JACKSONVILLE, Fla -- ***A high rip current risk at First Coast beaches due to easterly swells from "Leslie" through at least Thu. ***
Twin storms in the Atlantic could soon both be hurricanes. "Leslie" has been upgraded to a hurricane but is some 1,200 miles east/southeast of Jacksonville. The slow moving storm will lift north/northwest then curve northeast staying far to the east of Florida and most of the U.S. east coast. The large size of the strengthening hurricane is pushing an easterly swell to local beaches causing rough seas and surf and dangerous rip currents. Remember to never swim alone and always near a lifeguard. The hurricane will likely cause rough weather for Bermuda this weekend and eventually Newfoundland.

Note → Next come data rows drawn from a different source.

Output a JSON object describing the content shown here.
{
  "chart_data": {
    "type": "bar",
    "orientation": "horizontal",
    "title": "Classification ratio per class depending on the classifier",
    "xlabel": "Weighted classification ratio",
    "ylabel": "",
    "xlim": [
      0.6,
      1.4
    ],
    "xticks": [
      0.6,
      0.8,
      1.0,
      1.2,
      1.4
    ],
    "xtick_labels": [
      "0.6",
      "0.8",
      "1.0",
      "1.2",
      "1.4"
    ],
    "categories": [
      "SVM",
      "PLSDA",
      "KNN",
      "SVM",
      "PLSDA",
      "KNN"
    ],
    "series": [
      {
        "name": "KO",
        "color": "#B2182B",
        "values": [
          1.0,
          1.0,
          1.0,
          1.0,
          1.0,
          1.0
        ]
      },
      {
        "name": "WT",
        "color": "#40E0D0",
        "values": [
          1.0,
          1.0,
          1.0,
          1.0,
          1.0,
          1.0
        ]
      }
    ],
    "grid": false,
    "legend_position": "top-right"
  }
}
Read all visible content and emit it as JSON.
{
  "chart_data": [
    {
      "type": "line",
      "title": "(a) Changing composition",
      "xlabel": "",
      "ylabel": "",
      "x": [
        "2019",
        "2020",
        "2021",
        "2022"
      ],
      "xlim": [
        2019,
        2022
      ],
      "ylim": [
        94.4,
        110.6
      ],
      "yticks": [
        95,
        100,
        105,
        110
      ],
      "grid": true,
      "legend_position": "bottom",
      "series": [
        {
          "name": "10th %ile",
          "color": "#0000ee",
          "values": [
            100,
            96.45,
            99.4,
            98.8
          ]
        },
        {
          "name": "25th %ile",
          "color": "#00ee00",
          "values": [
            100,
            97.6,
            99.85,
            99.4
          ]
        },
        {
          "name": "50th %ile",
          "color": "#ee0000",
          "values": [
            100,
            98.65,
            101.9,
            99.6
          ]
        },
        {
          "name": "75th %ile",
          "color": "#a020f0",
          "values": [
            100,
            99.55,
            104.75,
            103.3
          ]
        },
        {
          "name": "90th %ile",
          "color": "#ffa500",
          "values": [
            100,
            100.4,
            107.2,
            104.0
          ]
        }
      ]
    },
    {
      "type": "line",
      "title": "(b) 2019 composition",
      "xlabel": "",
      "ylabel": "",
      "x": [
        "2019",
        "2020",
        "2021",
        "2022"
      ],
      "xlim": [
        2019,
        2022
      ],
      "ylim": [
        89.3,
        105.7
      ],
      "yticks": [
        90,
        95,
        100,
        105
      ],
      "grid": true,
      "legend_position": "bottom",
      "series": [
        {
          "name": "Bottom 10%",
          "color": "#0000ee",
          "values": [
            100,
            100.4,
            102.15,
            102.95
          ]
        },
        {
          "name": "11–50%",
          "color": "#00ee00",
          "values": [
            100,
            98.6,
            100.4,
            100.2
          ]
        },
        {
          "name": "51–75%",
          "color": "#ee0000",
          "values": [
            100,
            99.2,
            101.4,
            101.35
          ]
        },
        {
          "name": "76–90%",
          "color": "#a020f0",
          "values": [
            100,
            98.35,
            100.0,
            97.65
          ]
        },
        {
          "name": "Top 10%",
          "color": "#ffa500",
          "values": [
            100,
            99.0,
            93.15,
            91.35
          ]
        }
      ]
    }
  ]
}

The mid & upper level disturbance that was "Isaac" is moving into the Northern Gulf of Mexico & is accompanied by a persistent cluster of showers & t'storms. "Ivan" made a somewhat similar loop in 2004 (see 4th & 5th images below). A weak surface low could evolve over the North Central Gulf of Mexico the next couple of days as the disturbance returns to the warm water. Based on history ("Ivan" in 2004), if another tropical cyclone were to develop & could be traced to what was "Isaac", it would again be named "Isaac". Models do not develop a strong low, but this is something to watch as there should be eventual interaction with a strong upper level storm system that will move into the Eastern U.S. this weekend. There will at least be surge of tropical moisture into Northeast Fl. and Southeast Ga. this weekend that could help cause heavy rainfall.
IMAGE FROM LAST THU., AUG. 30TH:
IVAN'S TRACK IN 2004:
"Michael" is in the Eastern Atlantic about 500 or so miles east/northeast of "Leslie". The strengthening storm could become a hurricane but should remain over the open water of the Central & eventually N. Atlantic.